As the Americans began to push the Germans out of France, OSS parachuted more agents in the country. One of them was named Paul Goillot. He was eight years her junior, six inches shorter but had a cheerfulness and energy that struck with Hall. She became smitten with him. They would spend the next 38 years by each other’s side.
Upon hearing of her exploits, President Harry S. Truman wanted to award Hall the Distinguished Service Cross — the only time in World War II that the medal would be awarded to a civilian and a first for a woman as well. But Hall asked that General William “Wild Bill” Donovan, the wartime head of the OSS present it to her.
Donovan presented the medal to Hall in a small private ceremony in his office, attended only — at her request — by her mother. Hall personified the “Quiet Professional” mantra before it was even a thought: Hall was reluctant to capitalize on any fame or notoriety regarding her time in France as the cost in human lives during the operations weighed heavily on her.
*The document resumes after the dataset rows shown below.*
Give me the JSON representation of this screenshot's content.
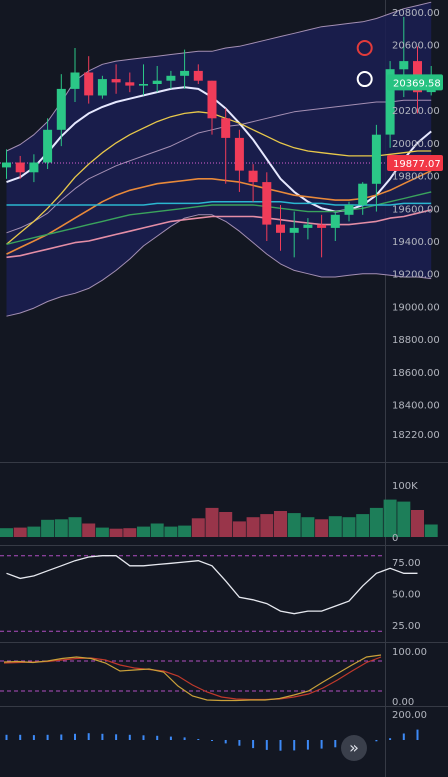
{
  "chart_data": {
    "type": "candlestick",
    "price_axis": {
      "ticks": [
        "20800.00",
        "20600.00",
        "20400.00",
        "20200.00",
        "20000.00",
        "19800.00",
        "19600.00",
        "19400.00",
        "19200.00",
        "19000.00",
        "18800.00",
        "18600.00",
        "18400.00",
        "18220.00"
      ],
      "range": [
        18150,
        20820
      ]
    },
    "price_tags": {
      "current": {
        "label": "20369.58",
        "value": 20369.58,
        "color": "#26c281"
      },
      "reference": {
        "label": "19877.07",
        "value": 19877.07,
        "color": "#f23645"
      }
    },
    "colors": {
      "up": "#2bc787",
      "down": "#f03c59"
    },
    "candles": [
      {
        "o": 19850,
        "h": 19960,
        "l": 19780,
        "c": 19880
      },
      {
        "o": 19880,
        "h": 19920,
        "l": 19780,
        "c": 19820
      },
      {
        "o": 19820,
        "h": 19930,
        "l": 19760,
        "c": 19880
      },
      {
        "o": 19880,
        "h": 20150,
        "l": 19840,
        "c": 20080
      },
      {
        "o": 20080,
        "h": 20420,
        "l": 19980,
        "c": 20330
      },
      {
        "o": 20330,
        "h": 20580,
        "l": 20250,
        "c": 20430
      },
      {
        "o": 20430,
        "h": 20530,
        "l": 20240,
        "c": 20290
      },
      {
        "o": 20290,
        "h": 20410,
        "l": 20270,
        "c": 20390
      },
      {
        "o": 20390,
        "h": 20480,
        "l": 20300,
        "c": 20370
      },
      {
        "o": 20370,
        "h": 20430,
        "l": 20310,
        "c": 20350
      },
      {
        "o": 20350,
        "h": 20480,
        "l": 20290,
        "c": 20360
      },
      {
        "o": 20360,
        "h": 20470,
        "l": 20310,
        "c": 20380
      },
      {
        "o": 20380,
        "h": 20440,
        "l": 20330,
        "c": 20410
      },
      {
        "o": 20410,
        "h": 20570,
        "l": 20330,
        "c": 20440
      },
      {
        "o": 20440,
        "h": 20480,
        "l": 20360,
        "c": 20380
      },
      {
        "o": 20380,
        "h": 20380,
        "l": 20050,
        "c": 20150
      },
      {
        "o": 20150,
        "h": 20210,
        "l": 19750,
        "c": 20030
      },
      {
        "o": 20030,
        "h": 20080,
        "l": 19700,
        "c": 19830
      },
      {
        "o": 19830,
        "h": 19870,
        "l": 19640,
        "c": 19760
      },
      {
        "o": 19760,
        "h": 19820,
        "l": 19400,
        "c": 19500
      },
      {
        "o": 19500,
        "h": 19620,
        "l": 19340,
        "c": 19450
      },
      {
        "o": 19450,
        "h": 19580,
        "l": 19300,
        "c": 19480
      },
      {
        "o": 19480,
        "h": 19540,
        "l": 19410,
        "c": 19500
      },
      {
        "o": 19500,
        "h": 19560,
        "l": 19300,
        "c": 19480
      },
      {
        "o": 19480,
        "h": 19580,
        "l": 19400,
        "c": 19560
      },
      {
        "o": 19560,
        "h": 19640,
        "l": 19520,
        "c": 19620
      },
      {
        "o": 19620,
        "h": 19760,
        "l": 19560,
        "c": 19750
      },
      {
        "o": 19750,
        "h": 20110,
        "l": 19580,
        "c": 20050
      },
      {
        "o": 20050,
        "h": 20500,
        "l": 19970,
        "c": 20450
      },
      {
        "o": 20450,
        "h": 20770,
        "l": 20280,
        "c": 20500
      },
      {
        "o": 20500,
        "h": 20590,
        "l": 20180,
        "c": 20310
      },
      {
        "o": 20310,
        "h": 20470,
        "l": 20290,
        "c": 20370
      }
    ],
    "overlays": {
      "bollinger_upper": {
        "color": "#a48fb3",
        "values": [
          19950,
          19990,
          20050,
          20130,
          20250,
          20380,
          20440,
          20480,
          20500,
          20510,
          20520,
          20530,
          20540,
          20550,
          20560,
          20560,
          20580,
          20590,
          20610,
          20630,
          20650,
          20670,
          20690,
          20710,
          20720,
          20730,
          20740,
          20760,
          20790,
          20820,
          20840,
          20860
        ]
      },
      "bollinger_lower": {
        "color": "#a48fb3",
        "values": [
          18940,
          18960,
          18990,
          19030,
          19060,
          19080,
          19110,
          19160,
          19220,
          19290,
          19370,
          19430,
          19490,
          19540,
          19560,
          19560,
          19520,
          19460,
          19390,
          19320,
          19260,
          19220,
          19200,
          19180,
          19180,
          19190,
          19200,
          19200,
          19190,
          19180,
          19180,
          19170
        ]
      },
      "midline": {
        "color": "#a48fb3",
        "values": [
          19450,
          19480,
          19520,
          19570,
          19650,
          19720,
          19780,
          19820,
          19860,
          19890,
          19920,
          19950,
          19980,
          20020,
          20060,
          20080,
          20100,
          20110,
          20130,
          20150,
          20170,
          20190,
          20200,
          20210,
          20220,
          20230,
          20240,
          20250,
          20250,
          20260,
          20260,
          20260
        ]
      },
      "ma_short": {
        "color": "#e6e8ff",
        "values": [
          19760,
          19790,
          19850,
          19940,
          20040,
          20120,
          20180,
          20220,
          20250,
          20270,
          20290,
          20310,
          20330,
          20340,
          20330,
          20280,
          20210,
          20120,
          20020,
          19900,
          19780,
          19700,
          19640,
          19600,
          19580,
          19590,
          19620,
          19680,
          19780,
          19900,
          20000,
          20070
        ]
      },
      "ma_20": {
        "color": "#e8c84a",
        "values": [
          19380,
          19450,
          19520,
          19600,
          19690,
          19790,
          19870,
          19940,
          20000,
          20050,
          20090,
          20130,
          20160,
          20180,
          20190,
          20180,
          20150,
          20120,
          20080,
          20040,
          20000,
          19970,
          19950,
          19940,
          19930,
          19920,
          19920,
          19920,
          19930,
          19940,
          19950,
          19950
        ]
      },
      "ma_orange": {
        "color": "#e8893a",
        "values": [
          19320,
          19360,
          19400,
          19440,
          19490,
          19540,
          19590,
          19640,
          19680,
          19710,
          19730,
          19750,
          19760,
          19770,
          19780,
          19780,
          19770,
          19760,
          19740,
          19720,
          19700,
          19680,
          19670,
          19660,
          19650,
          19650,
          19660,
          19680,
          19710,
          19750,
          19790,
          19830
        ]
      },
      "ma_green": {
        "color": "#3aa35c",
        "values": [
          19380,
          19400,
          19420,
          19440,
          19460,
          19480,
          19500,
          19520,
          19540,
          19560,
          19570,
          19580,
          19590,
          19600,
          19610,
          19620,
          19620,
          19620,
          19620,
          19610,
          19600,
          19590,
          19580,
          19580,
          19580,
          19590,
          19600,
          19620,
          19640,
          19660,
          19680,
          19700
        ]
      },
      "ma_cyan": {
        "color": "#2bb7d0",
        "values": [
          19620,
          19620,
          19620,
          19620,
          19620,
          19620,
          19620,
          19620,
          19620,
          19620,
          19620,
          19630,
          19630,
          19630,
          19630,
          19640,
          19640,
          19640,
          19640,
          19640,
          19640,
          19630,
          19630,
          19630,
          19620,
          19620,
          19620,
          19620,
          19620,
          19630,
          19630,
          19630
        ]
      },
      "ma_pink": {
        "color": "#e48ea6",
        "values": [
          19300,
          19310,
          19330,
          19350,
          19370,
          19390,
          19400,
          19420,
          19440,
          19460,
          19480,
          19500,
          19520,
          19530,
          19540,
          19550,
          19550,
          19550,
          19550,
          19540,
          19530,
          19520,
          19510,
          19500,
          19500,
          19500,
          19510,
          19520,
          19540,
          19550,
          19570,
          19590
        ]
      }
    },
    "volume": {
      "axis_ticks": [
        "100K",
        "0"
      ],
      "range": [
        0,
        130000
      ],
      "values": [
        17000,
        18000,
        20000,
        33000,
        34000,
        38000,
        26000,
        18000,
        16000,
        17000,
        20000,
        26000,
        20000,
        22000,
        36000,
        56000,
        48000,
        30000,
        38000,
        44000,
        50000,
        46000,
        38000,
        34000,
        40000,
        38000,
        44000,
        56000,
        72000,
        68000,
        52000,
        24000
      ]
    },
    "oscillator_1": {
      "axis_ticks": [
        "75.00",
        "50.00",
        "25.00"
      ],
      "range": [
        10,
        95
      ],
      "levels": [
        80,
        20
      ],
      "values": [
        66,
        62,
        64,
        68,
        72,
        76,
        79,
        80,
        80,
        72,
        72,
        73,
        74,
        75,
        76,
        72,
        60,
        47,
        45,
        42,
        36,
        34,
        36,
        36,
        40,
        44,
        56,
        66,
        70,
        66,
        66
      ]
    },
    "oscillator_2": {
      "axis_ticks": [
        "100.00",
        "0.00"
      ],
      "range": [
        -20,
        115
      ],
      "levels": [
        80,
        20
      ],
      "k": {
        "color": "#c9a03a",
        "values": [
          78,
          79,
          77,
          80,
          85,
          88,
          85,
          76,
          60,
          62,
          64,
          58,
          30,
          10,
          2,
          1,
          1,
          2,
          2,
          5,
          12,
          20,
          38,
          55,
          72,
          88,
          92
        ]
      },
      "d": {
        "color": "#c0392b",
        "values": [
          76,
          77,
          78,
          79,
          82,
          85,
          86,
          82,
          72,
          66,
          63,
          60,
          50,
          32,
          18,
          8,
          4,
          3,
          3,
          4,
          8,
          14,
          26,
          42,
          60,
          77,
          88
        ]
      }
    },
    "histogram": {
      "axis_ticks": [
        "200.00"
      ],
      "range": [
        -150,
        260
      ],
      "color": "#3d8af7",
      "values": [
        40,
        40,
        38,
        40,
        42,
        48,
        52,
        48,
        44,
        40,
        36,
        32,
        26,
        20,
        8,
        -8,
        -26,
        -44,
        -62,
        -76,
        -82,
        -80,
        -74,
        -66,
        -56,
        -40,
        -26,
        -10,
        14,
        50,
        80
      ]
    }
  }
}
She simply said, “It was just six years of my life.”
She later joined the CIA as an analyst, before retiring from the Agency in 1966. She passed away in 1982 at age 76.
The Agency only long after her death fully recognized her accomplishments, naming in 2016 a training center for agents in her honor.
It was announced a while ago that there is to be a feature film made of Hall’s life and that she’d be portrayed by Daisy Ridley who played Rey in the latest Star Wars films. No doubt, the “force” will be strong with this production. The producers have reportedly hired Purnell to be the writer of the screenplay.
Purnell’s book can’t be recommended highly enough. If you enjoy reading spy thrillers about SOE and OSS, then this book is for you. If you’re a fan of James Bond, then reading about a true-life “Jane Bond” makes this book a must-read.